Some standard key bindings are not honored. One that comes to mind is for Cmd-Y (on a Mac) mena to do again here whatever it is you just did over there. For example, I just change that paragraph from type X to Y. I am now in this other paragraph and want to do the same thing.
In a similar vein, in any editor, one expects that clicking on the bullet list icon will create a bullet list entry, but not in Scrivener. Instead of immediately providing the default bullet, you have to pick it. Much worse than that, all it does is enter that bullet symbol. It does not provide default indentation and tab stops for a bulleted item.
I set several things to “as is” and they did not come out as is.
I think it is confusing as hell to have formatting in the doc and formatting in the epub generation. I know that you think this is a feature. I bet that almost all of your users almost all of the time want WYSIWYG, and simply. I think this is the most over-engineered anti-feature I have seen in over 3 decades in the software industry.

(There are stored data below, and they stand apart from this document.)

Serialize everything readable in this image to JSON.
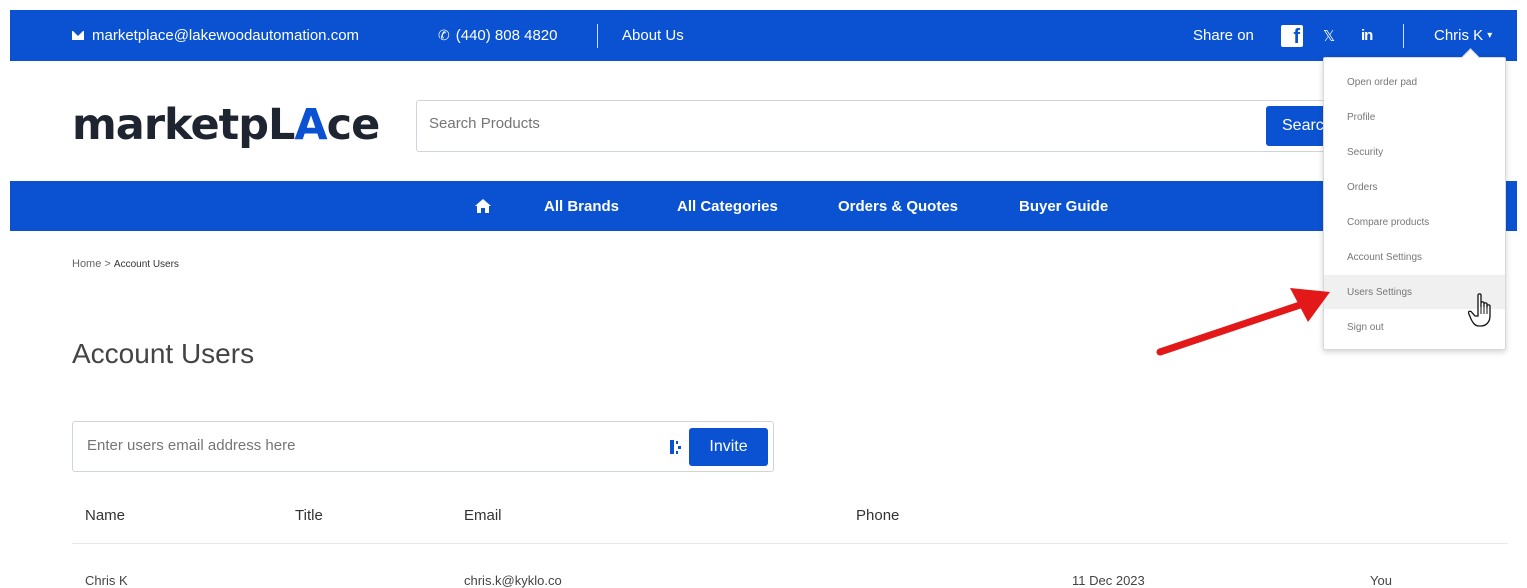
{
  "topbar": {
    "email": "marketplace@lakewoodautomation.com",
    "phone": "(440) 808 4820",
    "about": "About Us",
    "share_on": "Share on",
    "social": {
      "facebook": "f",
      "x": "𝕏",
      "linkedin": "in"
    },
    "user": "Chris K",
    "user_caret": "▾"
  },
  "logo": {
    "part1": "marketp",
    "part2": "L",
    "part3": "A",
    "part4": "ce"
  },
  "search": {
    "placeholder": "Search Products",
    "button": "Search"
  },
  "nav": {
    "home_icon": "house-icon",
    "items": [
      "All Brands",
      "All Categories",
      "Orders & Quotes",
      "Buyer Guide"
    ]
  },
  "breadcrumb": {
    "home": "Home",
    "separator": ">",
    "current": "Account Users"
  },
  "page_title": "Account Users",
  "invite": {
    "placeholder": "Enter users email address here",
    "button": "Invite"
  },
  "table": {
    "headers": [
      "Name",
      "Title",
      "Email",
      "Phone"
    ],
    "rows": [
      {
        "name": "Chris K",
        "title": "",
        "email": "chris.k@kyklo.co",
        "phone": "",
        "date": "11 Dec 2023",
        "status": "You"
      }
    ]
  },
  "dropdown": {
    "items": [
      "Open order pad",
      "Profile",
      "Security",
      "Orders",
      "Compare products",
      "Account Settings",
      "Users Settings",
      "Sign out"
    ],
    "active": "Users Settings"
  },
  "colors": {
    "brand": "#0a52d1",
    "annotation_arrow": "#e31818"
  }
}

There were a few other things, but that’s all I can think of right now. These were certainly the worst of it. If the answer is “oh you can do that, all you have to do is …” then that only condemns Scriveners usability. I have been in the software industry for a long time. I have done usability work. I have been praised repeatedly for producing great usability, and I could not figure out how to make the above things work. Additionally, I sought help on this forum and from paid help on UpWork, and no one could resolve any of this for me for love or money.
I would upload a mockup of the project to help you investigate but the forum is not letting me upload a Scrivener file!